La Guajira is not as touristy as many other regions of Colombia but there are jeeps like ours crossing it every day. Nevertheless, we very much felt as if we were the attraction of the day, as a group of children gathered around us. They were staring at us, giggling, but not really daring to talk to us. Until, slowly, confidence was installed. I took some pictures of them and let them have a look on the camera’s screen.
One of the kids, apparently not much interested in all the fuss that was going on, carelessly sat down next to Dorine. I asked him a few questions. His name was Micael and he was 6 years old. And he didn’t like school. But not much more than that came out of his mouth. Until he asked Dorine if he could have a sip from her bottle of Ice Tea. My friend handed it over to him. And, two minutes later, speechlessly watched him putting it away in his own backpack. The look on Dorine’s face just made my day. “I guess I’ll just have to buy another one, then!”

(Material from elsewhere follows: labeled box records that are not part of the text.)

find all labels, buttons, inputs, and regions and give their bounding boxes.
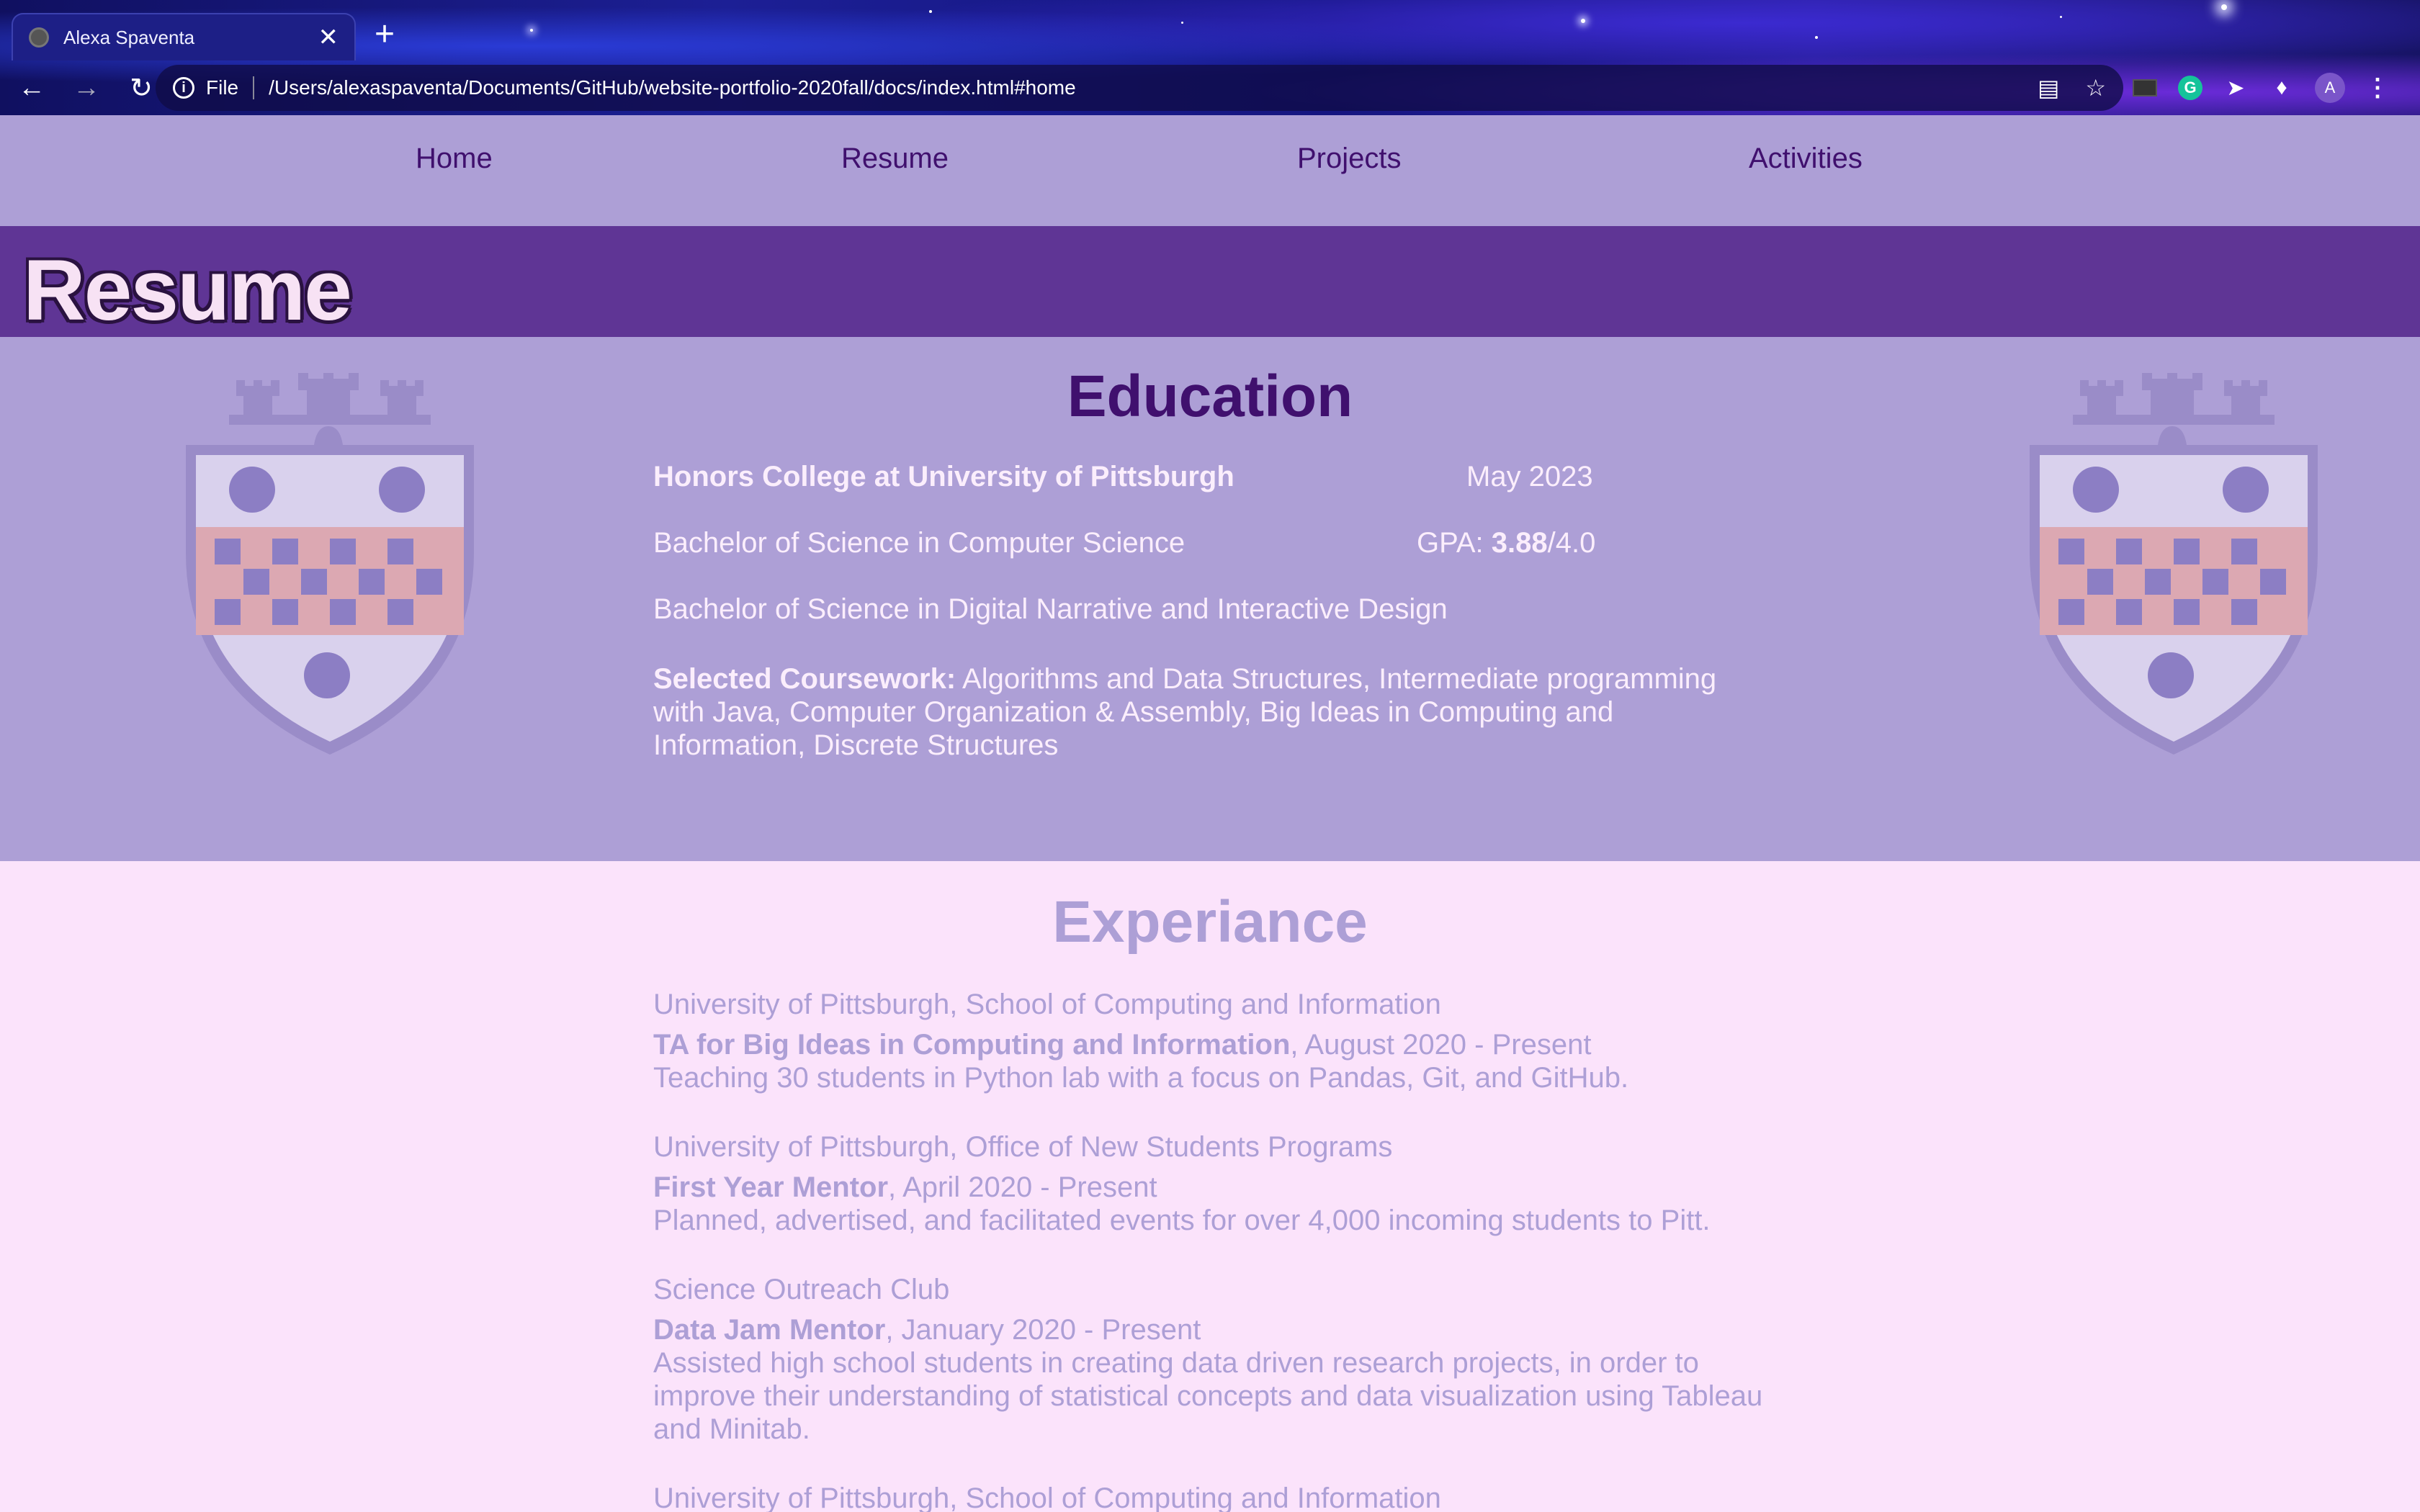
gpa-value: 3.88 [1491,527,1548,559]
education-heading: Education [1067,364,1353,429]
nav-link-home[interactable]: Home [416,143,493,175]
tab-title: Alexa Spaventa [63,26,195,48]
experience-description: Teaching 30 students in Python lab with … [653,1062,1629,1094]
coursework-label: Selected Coursework: [653,663,956,695]
star-decoration [530,29,533,32]
extension-icon[interactable] [2132,75,2158,101]
gpa-label: GPA: [1417,527,1492,559]
degree-digital-narrative: Bachelor of Science in Digital Narrative… [653,593,1448,625]
profile-avatar[interactable]: A [2315,73,2345,103]
experience-item: University of Pittsburgh, School of Comp… [653,988,1777,1094]
experience-item: University of Pittsburgh, School of Comp… [653,1482,1777,1512]
experience-description: Assisted high school students in creatin… [653,1347,1763,1445]
experience-item: Science Outreach Club Data Jam Mentor, J… [653,1273,1777,1446]
browser-chrome: Alexa Spaventa ✕ + ← → ↻ i File /Users/a… [0,0,2420,115]
page-title: Resume [23,242,352,338]
cursor-extension-icon[interactable]: ➤ [2223,75,2249,101]
title-band: Resume [0,226,2420,338]
star-decoration [929,10,932,13]
experience-description: Planned, advertised, and facilitated eve… [653,1205,1711,1236]
nav-link-activities[interactable]: Activities [1749,143,1863,175]
star-decoration [2060,16,2062,18]
info-icon[interactable]: i [173,77,194,99]
education-section: Education Honors College at University o… [0,337,2420,861]
puzzle-extensions-icon[interactable]: ♦ [2269,75,2295,101]
experience-heading: Experiance [1052,889,1368,955]
url-text[interactable]: /Users/alexaspaventa/Documents/GitHub/we… [269,76,1076,99]
extensions-bar: G ➤ ♦ A ⋮ [2132,60,2390,115]
kebab-menu-icon[interactable]: ⋮ [2365,73,2390,102]
star-decoration [2221,4,2227,10]
experience-role: TA for Big Ideas in Computing and Inform… [653,1029,1291,1061]
close-icon[interactable]: ✕ [318,25,339,50]
address-bar[interactable]: i File /Users/alexaspaventa/Documents/Gi… [156,65,2123,111]
experience-org: University of Pittsburgh, Office of New … [653,1131,1393,1163]
new-tab-button[interactable]: + [375,17,395,52]
browser-tab[interactable]: Alexa Spaventa ✕ [12,13,356,60]
experience-org: Science Outreach Club [653,1274,950,1305]
star-decoration [1815,36,1818,39]
graduation-date: May 2023 [1466,461,1593,492]
reader-mode-icon[interactable]: ▤ [2038,74,2059,102]
bookmark-star-icon[interactable]: ☆ [2085,74,2106,102]
experience-org: University of Pittsburgh, School of Comp… [653,989,1441,1020]
experience-dates: , April 2020 - Present [888,1171,1157,1203]
experience-role: Data Jam Mentor [653,1314,886,1346]
star-decoration [1181,22,1183,24]
nav-link-resume[interactable]: Resume [841,143,949,175]
site-navigation: Home Resume Projects Activities [0,115,2420,226]
experience-role: First Year Mentor [653,1171,889,1203]
experience-dates: , January 2020 - Present [885,1314,1201,1346]
coursework: Selected Coursework: Algorithms and Data… [653,662,1762,762]
gpa: GPA: 3.88/4.0 [1417,527,1595,559]
school-name: Honors College at University of Pittsbur… [653,461,1234,492]
globe-icon [29,27,49,48]
divider [253,76,255,99]
experience-org: University of Pittsburgh, School of Comp… [653,1482,1441,1512]
omnibox-actions: ▤ ☆ [2038,74,2106,102]
nav-link-projects[interactable]: Projects [1297,143,1402,175]
gpa-scale: /4.0 [1547,527,1596,559]
forward-arrow-icon[interactable]: → [63,73,109,104]
back-arrow-icon[interactable]: ← [9,73,55,104]
scheme-label: File [206,76,239,99]
star-decoration [1581,19,1585,23]
experience-section: Experiance University of Pittsburgh, Sch… [0,861,2420,1512]
experience-item: University of Pittsburgh, Office of New … [653,1130,1777,1237]
grammarly-icon[interactable]: G [2178,76,2202,100]
experience-dates: , August 2020 - Present [1290,1029,1592,1061]
browser-toolbar: ← → ↻ i File /Users/alexaspaventa/Docume… [0,60,2420,115]
degree-computer-science: Bachelor of Science in Computer Science [653,527,1186,559]
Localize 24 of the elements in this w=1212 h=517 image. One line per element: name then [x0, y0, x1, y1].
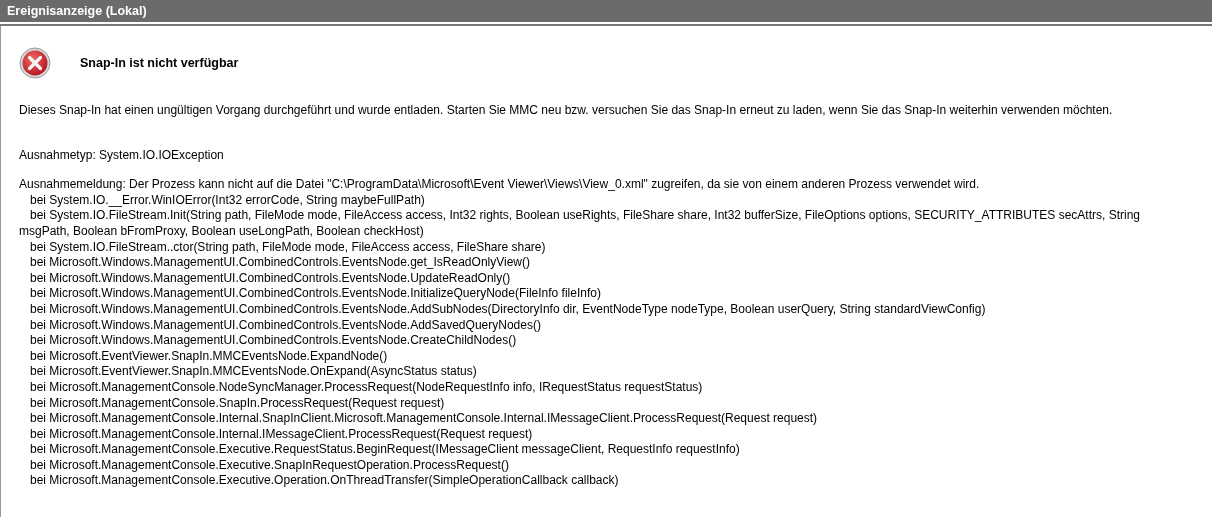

I was intrigued by the religious beliefs of the people living there. South America in general, and Colombia in particular, is very catholic. But, at the same time, there is some kind of mix with other practices. African, on the one hand – like the quinamba in Brasil and Uruguay, which I have been writing about previously – but also, of course, indigenous. When I asked Emilio about the religion of the Wayúu, I got a little confused: the women are catholic but the men are evangelic. I was taken aback. Why would men and women of a same community not share a same religion? “If men were catholic, they wouldn’t be allowed to have more than one wife”. Ah. Well. Of course. Makes sense. I guess. Or does it? I was a little lost. I didn’t expect to be faced with polygamy here in Colombia. And the fact that they adopt a religion but, somehow, make their shopping amongst the different options available to adapt it to their customs and needs… Puzzling. Emilio himself has two spouses. Who are not living in the same village. He is really living with one. And, somehow, most of his kids are living with the other. I had to let the information sink in. But I’m definitely not done with the thematic of beliefs.
After a stop in another village, we made it to Cabo de la Vela, where we were going to spend the night. The place is known to be a kite-surfers’ paradise. As we arrived in the 4×4, we saw a small group of tourists and Dorine and I spontaneously and simultaneously shouted out “Hey! That’s Alex!” Another route but the same destination. Which was funny because the plans he had told us about sounded quite different. No time to stop and say hi just then. Hopefully we would be able to catch up later on.
We first went for a walk to a view point allowing us to take a full grasp of the contrast between the desert on the one hand, and the sea on the other hand. In hopes of getting a little relief from the heat, we then splashed in the water on the amazing beach nearby. The day wasn’t over yet. There was still plenty of time for more surprises. A beach where hundreds of pelicans were diving into the water to get some fish. And a beautiful sunset admired from the lighthouse.
During dinner time, two of the French guys, who had gone to buy cigarettes, came back to tell us they had had an interesting conversation with a compatriot, who had given them a few tips about Peru. That was our guy: Alex. We went by the shop, where he and his new travel companions were still having a drink, shared a few ones with them and heard the story of how he had ended up there. It wouldn’t be the last time our paths crossed .
The lights at the hotel, as in the rest of the village, went out at 22.00 and we went to bed. “Bed” being a hammock. In a room with no windows, facing the Caribbean Sea. And no mosquitoes this time. I gave my hammock an impulse, so that it would swing, and fell asleep, rocked by the soothing movement and lulled by the sound of the waves gently crashing on the beach.